Pendidikan mengkongkritkan gerakan mencerdaskan masyarakat yang saat itu dijajah Belanda berabad-abad tanpa asupan ilmu yang memadai.
Taman pustaka menandai pentingnya tradisi literasi, bahkan juga harus mengadopsi model perpustakaan modern dan menghadirkan media massa (Suara Muhammadiyah) yang amat mewah pada saat itu.
Tabligh menandai pentingnya mendakwahkan pemahaman Islam yang sesuai qur’an-sunnah kepada masyarakat yang dianggap beragama tidak murni lagi.
Sementara PKO menunjukkan kepedulian sosial yang tinggi mengingat banyak anak terlantar dan masyarakat miskin yang perlu ditolong, termasuk kesigapan dalam menghadapi bencana dan memberikan pelayanan kesehatan kepada masyarakat.
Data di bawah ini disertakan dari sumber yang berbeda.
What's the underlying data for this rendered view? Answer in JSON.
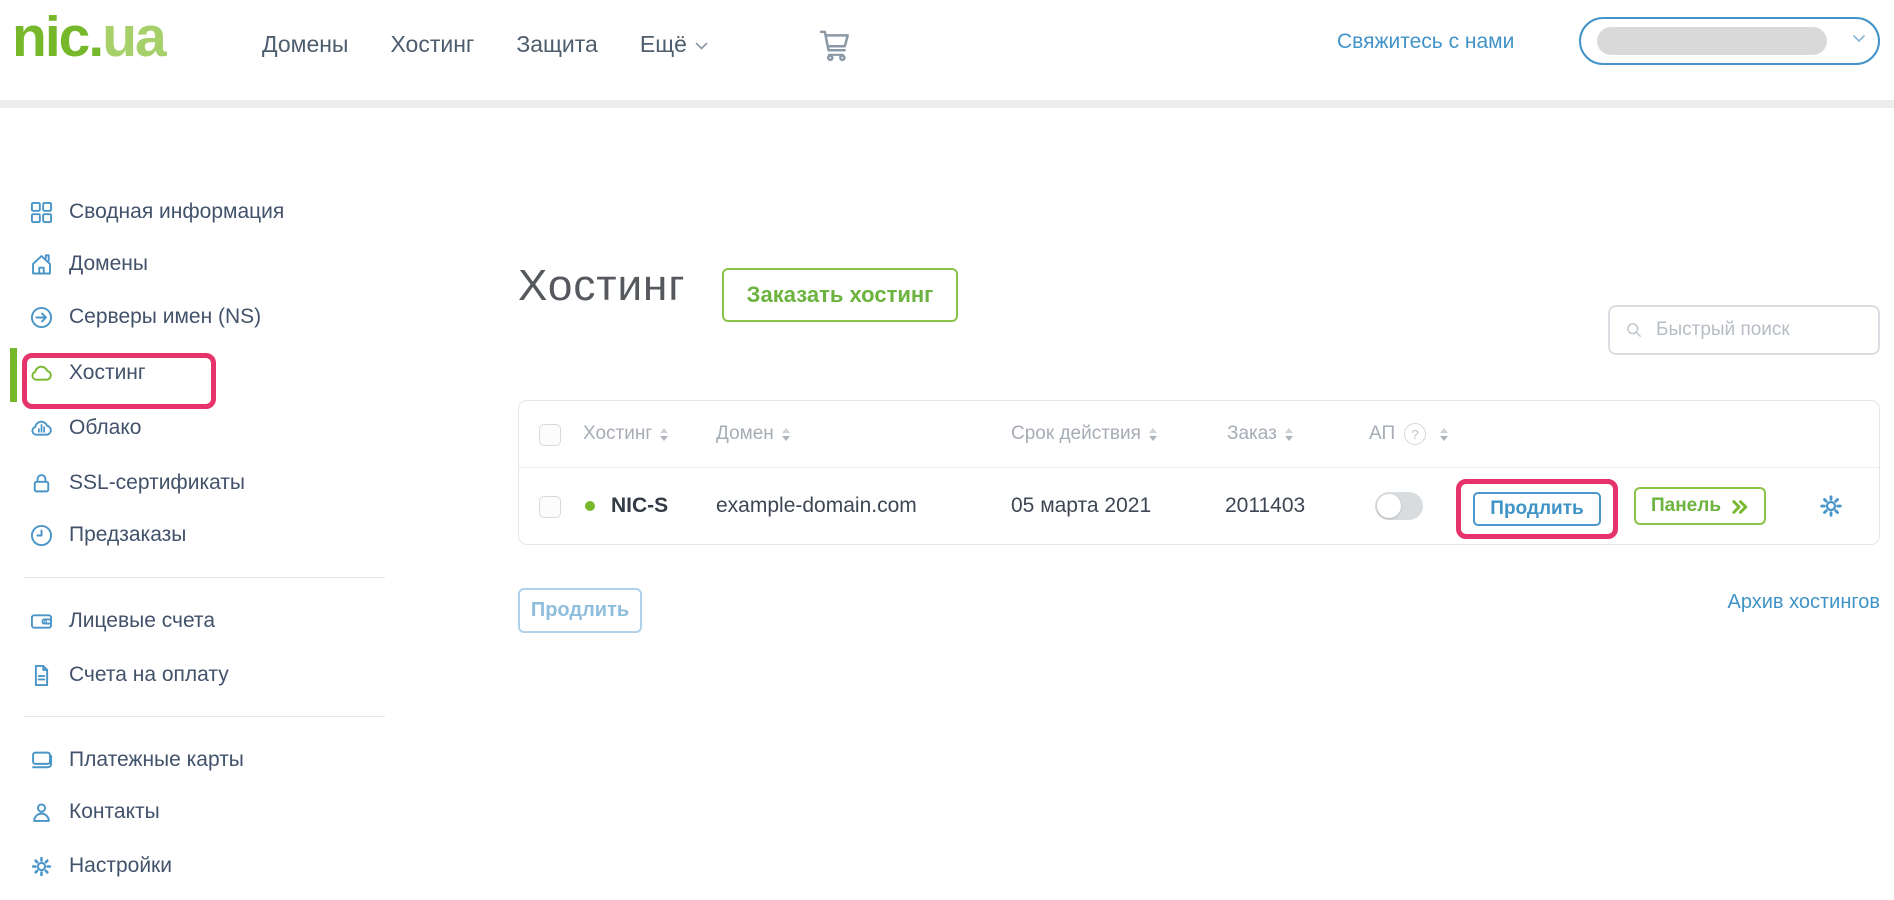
{
  "brand": {
    "part1": "nic.",
    "part2": "ua"
  },
  "nav": {
    "items": [
      {
        "label": "Домены"
      },
      {
        "label": "Хостинг"
      },
      {
        "label": "Защита"
      },
      {
        "label": "Ещё"
      }
    ],
    "contact_link": "Свяжитесь с нами"
  },
  "sidebar": {
    "items": [
      {
        "label": "Сводная информация",
        "icon": "grid-icon"
      },
      {
        "label": "Домены",
        "icon": "home-icon"
      },
      {
        "label": "Серверы имен (NS)",
        "icon": "arrow-circle-icon"
      },
      {
        "label": "Хостинг",
        "icon": "cloud-icon",
        "active": true,
        "highlighted": true
      },
      {
        "label": "Облако",
        "icon": "cloud-chart-icon"
      },
      {
        "label": "SSL-сертификаты",
        "icon": "lock-icon"
      },
      {
        "label": "Предзаказы",
        "icon": "clock-icon"
      },
      {
        "label": "Лицевые счета",
        "icon": "wallet-icon"
      },
      {
        "label": "Счета на оплату",
        "icon": "invoice-icon"
      },
      {
        "label": "Платежные карты",
        "icon": "cards-icon"
      },
      {
        "label": "Контакты",
        "icon": "person-icon"
      },
      {
        "label": "Настройки",
        "icon": "gear-icon"
      }
    ]
  },
  "main": {
    "title": "Хостинг",
    "order_button": "Заказать хостинг",
    "search_placeholder": "Быстрый поиск",
    "table": {
      "headers": {
        "hosting": "Хостинг",
        "domain": "Домен",
        "term": "Срок действия",
        "order": "Заказ",
        "autorenew": "АП",
        "autorenew_help": "?"
      },
      "rows": [
        {
          "status": "active",
          "name": "NIC-S",
          "domain": "example-domain.com",
          "term": "05 марта 2021",
          "order": "2011403",
          "autorenew_on": false,
          "renew_label": "Продлить",
          "panel_label": "Панель"
        }
      ]
    },
    "footer": {
      "renew_button": "Продлить",
      "archive_link": "Архив хостингов"
    }
  },
  "colors": {
    "brand_green": "#76b82a",
    "accent_blue": "#4193c8",
    "annotation_pink": "#e6336b",
    "button_green": "#6cb33f",
    "toggle_off_gray": "#d9dcdf"
  }
}
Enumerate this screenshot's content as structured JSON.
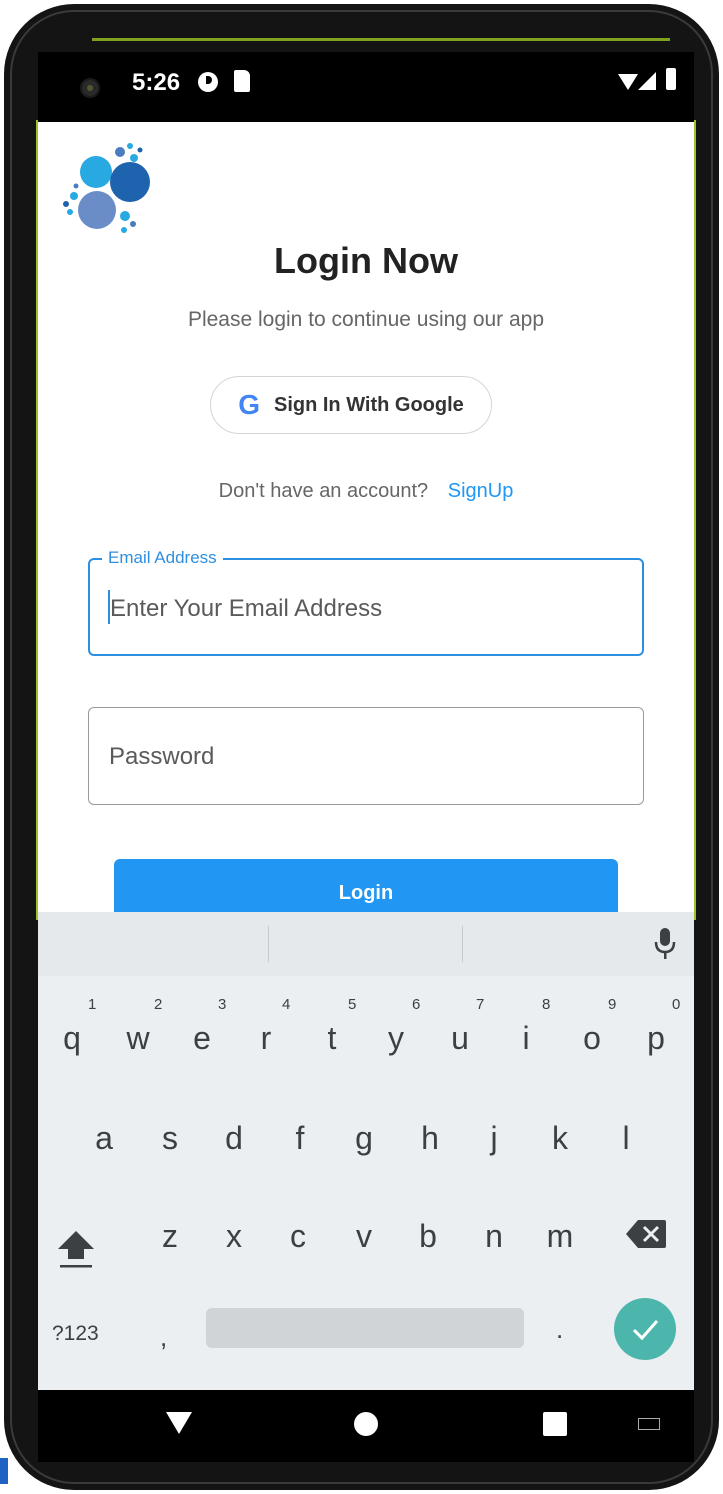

Bukan tanpa protes dan sikap apatis dari masyarakat pada masanya, tetapi ketajaman batin Kyai Dahlan memastikan bahwa segala yang dirintisnya akan berhasil.
Keyakinan itu didasarkan pada niat yang tulus untuk mengabdi, bukan kepentingan pribadi.
Selain orang luar, banyak di antara para murid dan teman-teman seperjuangannya pun awalnya meragukan dengan gagasan-gagasan berkemajuan dari Kyai Dahlan.
Pikiran yang melampaui zamannya membawa Kyai Dahlan pada perjuangan panjang tak berujung.
Beliau tepatnya telah menginspirasi generasi berikutnya untuk melanjutkan spirit keteladanan dalam kegiatan syiar Muhammadiyah.
Selain mengajarkan agama dan kepekaan sosial, Kyai Dahlan juga memberikan contoh paling konkrit dalam bentuk perbuatan keseharian.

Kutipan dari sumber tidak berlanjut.